Open benthayer opened this issue 4 years ago • 8 comments

Go to util/level_builder.py in the function BasicLevel.explain() to fix this.

Basically git gud explain waits for the user to hit enter, but they can also type anything they want because we use input and not something more advanced. This could mess up input or simply make it more confusing for a user, with them possibly thinking they're typing into a command line.

benthayer avatar Dec 05 '20 21:12 benthayer

@benthayer We could also start with giving a small text saying something like "Press Enter" and also take care of the user input with few more steps What do you think ?

vmdhhh avatar Dec 06 '20 12:12 vmdhhh

Hello @vmdhhh , thanks for commenting!

We do already have something like what you said to tell the user to be pressing enter, so I think you have the right idea. You can see here in the third level of the introduction (intro init), we have the user run git gud explain and then they see this:

Before learning about Git repos, hit enter
>>> (1/9)
Explanations are broken up into multiple chunks to make it easier to read.
>>> (2/9)
Hitting enter will get you to the next part of the explanation
>>> (3/9)
...

Was that in line with what you were thinking?

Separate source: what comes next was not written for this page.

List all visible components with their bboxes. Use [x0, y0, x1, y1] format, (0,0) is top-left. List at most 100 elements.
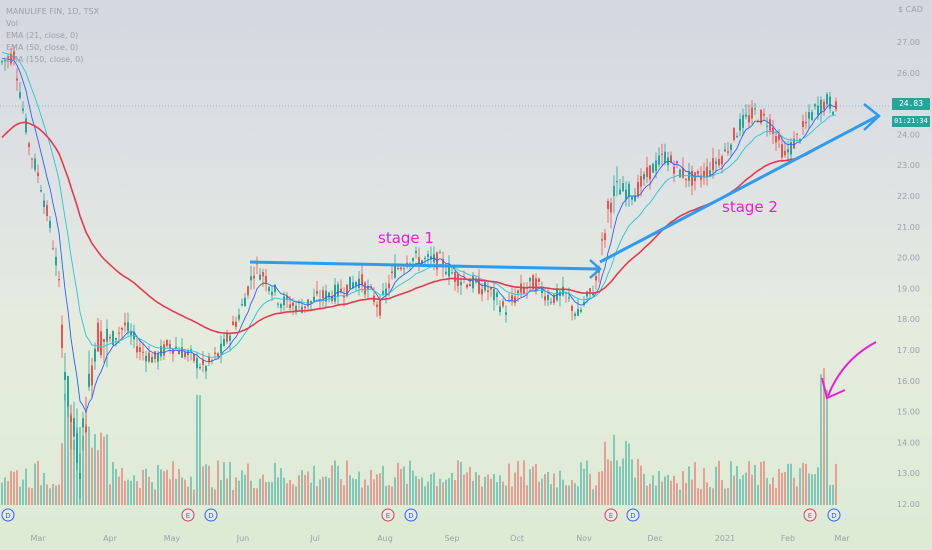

Beyond that, it's just about making sure that if someone types a character other than enter, it doesn't get displayed

benthayer avatar Dec 06 '20 13:12 benthayer

@vmdhhh Feel free to handle this one too: https://github.com/benthayer/git-gud/issues/333

benthayer avatar Dec 06 '20 13:12 benthayer

@benthayer Did you already take care of this? Because now I see that the typed text is getting replaced.

vmdhhh avatar Dec 09 '20 12:12 vmdhhh

Yeah, I've worked on this, but users shouldn't be able to type at all because it's confusing for the people who aren't familiar with the command line and think the line they're seeing is where they type out commands. So, when they hit enter, the command disappears and they don't know what happened.

The current behavior exists so that when a user hits enter, that enter is removed and we start print()ing on that line. We need the extra newline because after the final explanation block, the command line is displayed and offsets our output by one line

benthayer avatar Dec 09 '20 12:12 benthayer

I am able to implement this using the keyboard package with a minor problem. Problem: If the user types something instead of enter while the explain is running, it's getting displayed on the terminal after the program terminates. I have attached an image for reference. Sorry for the bad image edit :( image @benthayer Do you have any idea how to tackle this?

vmdhhh avatar Dec 19 '20 00:12 vmdhhh

Hi @vmdhhh

I know that this behavior is common when a program doesn't accept stdin. Sometimes when I open a terminal and before the command line shows up, I can type in characters that end up displayed on the command line like you have in that picture. I think this happens whenever a program doesn't read from stdin. If you read the characters, they could possibly get removed from stdin and wouldn't show up on the command line after execution is done. If the characters still show up, you could maybe use some control characters to remove them, but then you still might be able to see the typed characters for a short while.

I hope this helps. If you want, you can make a pull request and I can take a look at your code too

benthayer avatar Dec 20 '20 03:12 benthayer

Hi @benthayer I've created a PR #336 . Please take a look.